帰ろう。わたし、何をやっているんだろう?
周りを確認して、誰にも見られないように門を後にした。そして、今度こそ、自然と出てくるのは……。
「ええっ?」
涙じゃなくて、血? 赤く染まったブレザーを見ても、何が起こったのか、一瞬わからなかったけれど。
「うわあ」
なつかしい、鼻の中の生温い感触で気づいた。鼻血……!
「や、違うんです」
決して、水沢くんと彼女の行為を想像して興奮したわけではなく、小さい頃から、鼻血を出しやすい体質なのです。そこだけは、きっちりと道行く人にも理解してほしい……と、必死でティッシュを探していたら。
「草野さん! 大丈夫?」
「え……?」
わたしを気遣ってくれる、この声は。
「とりあえず、これ」
「ううん、そんな!」
何のためらいもなく、目の前に差し出されたハンカチ。
「いいから」
逆に、ためらうわたしを怒るような、めずらしく強い口調。頭の中が真っ白になる。どうして、水沢くんが、ここに?
「家、入って」
二階の部屋の方向を見上げて、小さくため息をついたあと、有無を言わせない態度で、そんなことを言う水沢くん。
「あれ? えっと、でも……」
わたしの方は、まだ状況がのみ込めていない。水沢くんは、あの二階の部屋で、まさに彼女と行為に及んでいる最中ではなかったのですか?
「早く」
「あ、はい……!」
なんで、わたしがこんなところにいるのか。
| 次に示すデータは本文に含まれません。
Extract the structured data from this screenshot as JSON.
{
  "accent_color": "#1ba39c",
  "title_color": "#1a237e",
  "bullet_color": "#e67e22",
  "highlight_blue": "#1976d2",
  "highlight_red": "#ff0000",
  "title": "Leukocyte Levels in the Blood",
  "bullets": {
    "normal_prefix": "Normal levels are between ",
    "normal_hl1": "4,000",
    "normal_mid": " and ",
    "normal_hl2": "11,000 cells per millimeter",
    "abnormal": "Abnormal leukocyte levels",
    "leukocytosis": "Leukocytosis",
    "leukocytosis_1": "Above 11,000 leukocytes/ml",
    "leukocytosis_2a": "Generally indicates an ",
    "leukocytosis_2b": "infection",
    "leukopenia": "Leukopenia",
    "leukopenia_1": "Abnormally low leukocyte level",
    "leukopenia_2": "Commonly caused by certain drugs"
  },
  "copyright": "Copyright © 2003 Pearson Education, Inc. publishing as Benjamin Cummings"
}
そんな疑問より、わたしの事態を優先してくれるなんて。
「何が聞こえてきても、少し我慢してくれる?」
「う……うん」
これで、水曜日の全貌が明らかになりそうだ。恐縮しながら、スリッパまで借りて廊下を進むと、さらに大きく聞こえてくる例の声。
「ごめんね、草野さん」
初めて見た、水沢くんの気まずそうな表情。
「弟の彼女が来てるんだ」
「弟さんの……」
他人に知られたくない、そんな事情があったんだ。それでも、血まみれのわたしのために、家に上げてくれた。
「ごめん、だなんて……」
水沢くんの行動全てに胸が詰まって、言葉が出ない。そして。
「こっちに」
「……うん」
こんなに近くで、こんなにも大きな水沢くんの優しさに触れているのに、水沢くんとの距離は、あまりにも遠いのです。